El museo había contratado a un nuevo guía para las visitas en grupo y había anunciado a bombo y platillo a su querido público que ya se podían reservar las citas para el mes siguiente, público cuya reacción no se hizo esperar y que en pocos días agotó todas las plazas.

El nuevo guía era un esperanza muy bien plantado, culto y que a todo el mundo agradaba y, por si eso fuera poco, cuando abría la boca, daba gusto escucharle: ponderado, sosegado pero intenso, excelente narrador, orador cautivador…, un portento que se había preparado muy bien el recorrido que iba a hacer con los grupos, había estudiado a fondo la historia y los significados de los objetos que había elegido por considerarlos los más atractivos para los visitantes, había procurado que perteneciesen a las culturas mejor representadas en las colecciones del museo y que a su vez ofrecieran una muestra indicativa de la enorme diversidad cultural del planeta, sin dejar de introducir aquí y allá alguna nota discordante, alguna rareza, alguna sorpresa que reactivase la atención de sus seguidores, había además tenido cuidado de que estuviesen adecuadamente repartidos por toda la exposición permanente de modo que el recorrido permitiera abarcarla en su totalidad pero sin llegar a ser extenuante, había calculado el ritmo al que llevaría a los grupos y el tiempo que intentaría detenerse en cada hito de la visita, incluso tenido en cuenta las variaciones que podría introducir en ese ritmo la curiosidad de sus acompañantes, y, por último, y como argamasa para unir de forma coherente ese mosaico de información e imágenes, había buscado el perfecto equilibrio en el enfoque que iba adoptar su relato, la equidistancia absoluta, a medio camino entre lo políticamente correcto y el pensamiento crítico, entre la tolerancia hacia la biografía etnocéntrica y colonialista de las colecciones y la reivindicación de una nueva interpretación basada en los testimonios de las personas pertenecientes a las culturas originales, entre la defensa de la apropiación cultural respetuosa de los objetos y la comprensión hacia quienes consideran que su recontexualización en un museo atenta contra sus valores y su dimensión espiritual, en suma, entre las ideas preconcebidas y forjadas en el imaginario colectivo por décadas de legitimación de cierta idea de progreso ligada a la expansión de la cultura occidental y unos nuevos aires más acordes con las actitudes de los insatisfechos que siempre quieren cambiar el mundo, de modo que así dejaría contenta a toda su audiencia, y le bastaría escorarse ligeramente hacia un lado o el otro en función de cómo percibiera las inclinaciones ideológicas predominantes en el grupo de turno para salir airoso del envite.
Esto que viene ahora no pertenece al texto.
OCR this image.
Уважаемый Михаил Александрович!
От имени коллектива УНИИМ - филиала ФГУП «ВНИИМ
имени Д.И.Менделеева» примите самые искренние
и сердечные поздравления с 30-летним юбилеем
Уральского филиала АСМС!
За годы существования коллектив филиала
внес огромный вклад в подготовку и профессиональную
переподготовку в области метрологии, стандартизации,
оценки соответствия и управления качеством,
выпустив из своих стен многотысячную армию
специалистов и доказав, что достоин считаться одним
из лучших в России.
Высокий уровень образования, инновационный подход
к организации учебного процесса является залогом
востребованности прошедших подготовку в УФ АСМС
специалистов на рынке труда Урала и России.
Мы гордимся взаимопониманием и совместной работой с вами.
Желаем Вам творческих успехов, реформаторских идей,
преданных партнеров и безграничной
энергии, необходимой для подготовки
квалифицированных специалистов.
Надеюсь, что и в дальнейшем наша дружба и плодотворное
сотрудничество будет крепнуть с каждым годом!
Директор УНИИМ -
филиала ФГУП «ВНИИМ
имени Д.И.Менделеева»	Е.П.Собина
Era optimista, estaba preparado, se sentía seguro…

Sin embargo, toda esa seguridad saltó por los aires ya en su primera visita, cuando tuvo la mala suerte de que el grupo estuviera formado por una panda de cronopios especialmente heterodoxos, bullangueros, erráticos… y muy impertinentes, quienes no llevaban ni cinco minutos en el museo cuando ya empezaron a quitarle la palabra sin esperar a que él hiciera alguna pausa o les invitase a intervenir, como estratégicamente y a su conveniencia tenía pensado hacer: que si pensaba que eso era lo que había que contar de los objetos, que si esos objetos no deberían estar en museos de sus países de origen y vinculados a las comunidades a las que pertenecían, que si le parecía ético que hubiera restos humanos expuestos y que si el museo contaba con permiso de los descendientes de esas personas para exhibirlos, que si no debería hablar de las relaciones de explotación y las desigualdades que aún subsistían en los territorios de procedencia de muchos de los objetos, que si no debería hacer de guía algún legítimo representante de esas culturas…, de manera que a la media hora el guía esperanza ya había tirado la toalla y se estaba dejando llevar por el grupo, y a los tres cuartos de hora, había empezado a pensar que igual en efecto su mirada estaba condicionada en exceso por su formación académica positivista y que tal vez se había convertido involuntariamente en un agente encubierto del pensamiento dominante, y, cuando por fin consiguió finalizar la visita y acompañar a los cronopios a la puerta, era un convencido defensor de la descolonización y de la necesidad de derribar los altos pedestales sobre los que Occidente y sus descendientes criollos aún regían el mundo a su antojo, empezando por los museos como éste.

Decidió revisar inmediatamente el planteamiento general de su relato con el fin de que no le volvieran a pillar desprevenido ni verse de nuevo desautorizado por la concurrencia.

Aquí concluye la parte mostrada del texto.